Australia’s newest lithium mine officially opened for business today in the Pilbara.

Pilbara Minerals’ (ASX:PLS) Pilgangoora mine is the second-biggest lithium operation in Western Australia.

The 2-million-tonne-per-annum operation, located 120km south of Port Hedland, takes WA’s total operating lithium mines to seven.

Earlier this week, Pilbara Minerals committed to expanding the operation to 5 million tonnes per annum.

The first lithium shipment was farewelled from Port Hedland in early October.

Altura Mining (ASX:AJM) officially opened its lithium mine in the Pilbara in early September, shipping first product to China a month later.

The WA government wants to capitalise on the State’s potential to produce and process lithium and other energy materials.

The aggressive push to build hard rock lithium mines in WA has seen the State become the world’s biggest lithium producer.

The government wants to establish a “Lithium Valley” and the Pilbara has been tossed into the ring as a potential location.

Though it seems more likely a lithium hub would be established at Kwinana or Kemerton south of Perth.

Chinese-backed Tianqi Lithium is spending more than $700m on building a two-stage lithium processing plant in Kwinana.

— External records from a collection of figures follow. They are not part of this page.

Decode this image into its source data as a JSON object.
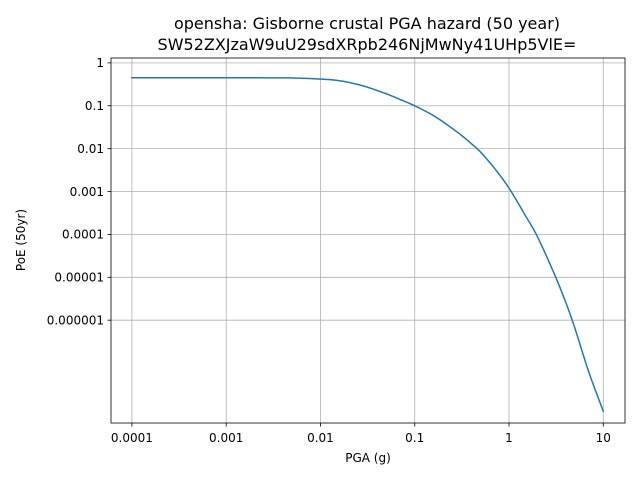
{
  "chart_data": {
    "type": "line",
    "title_line1": "opensha: Gisborne crustal PGA hazard (50 year)",
    "title_line2": "SW52ZXJzaW9uU29sdXRpb246NjMwNy41UHp5VlE=",
    "xlabel": "PGA (g)",
    "ylabel": "PoE (50yr)",
    "xscale": "log",
    "yscale": "log",
    "xlim": [
      6e-05,
      17
    ],
    "ylim": [
      4e-09,
      1.3
    ],
    "grid": true,
    "x_ticks": [
      {
        "value": 0.0001,
        "label": "0.0001"
      },
      {
        "value": 0.001,
        "label": "0.001"
      },
      {
        "value": 0.01,
        "label": "0.01"
      },
      {
        "value": 0.1,
        "label": "0.1"
      },
      {
        "value": 1,
        "label": "1"
      },
      {
        "value": 10,
        "label": "10"
      }
    ],
    "y_ticks": [
      {
        "value": 1,
        "label": "1"
      },
      {
        "value": 0.1,
        "label": "0.1"
      },
      {
        "value": 0.01,
        "label": "0.01"
      },
      {
        "value": 0.001,
        "label": "0.001"
      },
      {
        "value": 0.0001,
        "label": "0.0001"
      },
      {
        "value": 1e-05,
        "label": "0.00001"
      },
      {
        "value": 1e-06,
        "label": "0.000001"
      }
    ],
    "series": [
      {
        "color": "#1f77b4",
        "x": [
          0.0001,
          0.0003,
          0.001,
          0.003,
          0.005,
          0.01,
          0.015,
          0.02,
          0.03,
          0.05,
          0.07,
          0.1,
          0.15,
          0.2,
          0.3,
          0.4,
          0.5,
          0.7,
          1.0,
          1.5,
          2.0,
          3.0,
          4.0,
          5.0,
          7.0,
          10.0
        ],
        "y": [
          0.45,
          0.45,
          0.45,
          0.448,
          0.445,
          0.42,
          0.39,
          0.35,
          0.28,
          0.19,
          0.14,
          0.1,
          0.063,
          0.042,
          0.022,
          0.013,
          0.0083,
          0.0035,
          0.0012,
          0.00027,
          8.9e-05,
          1.25e-05,
          2.6e-06,
          6.5e-07,
          6.3e-08,
          7.5e-09
        ]
      }
    ]
  }
}
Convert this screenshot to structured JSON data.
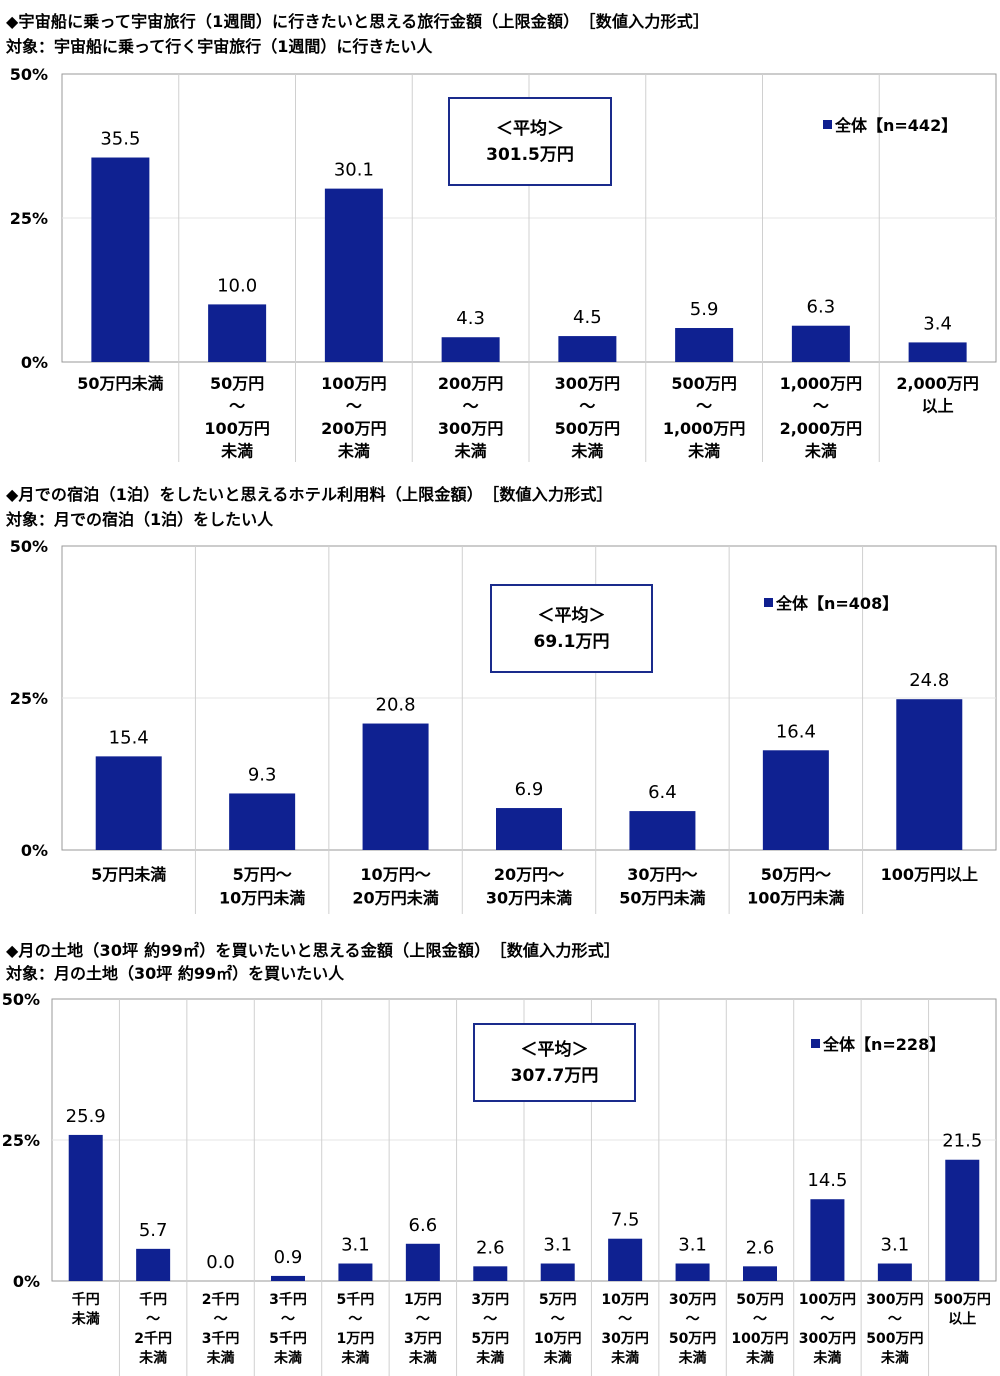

And the world’s largest lithium miner, US-based Albemarle, has received environmental approval to build its $1b lithium hydroxide plant at Kemerton, about 17km north-east of Bunbury in WA’s south.

It is expected to be WA’s largest lithium hydroxide plant.

Albemarle is stepping up its investment in Australia because of “a significant acceleration in demand for lithium hydroxide” from battery makers.

Lithium hydroxide is often cheaper to produce from hard rock mines than brine operations like those found in Chile.

Albemarle has a 49 per cent stake in Talison Lithium, which operates the Greenbushes mine — the world’s largest hard rock lithium mine.

“We have an abundance of lithium and other battery minerals, and the McGowan government is committed to making the most of this once-in-a-generation opportunity,” WA Mines Minister Bill Johnston said.

The State government is working on its “Future Battery Industry Strategy”, which it says it will share in the coming months.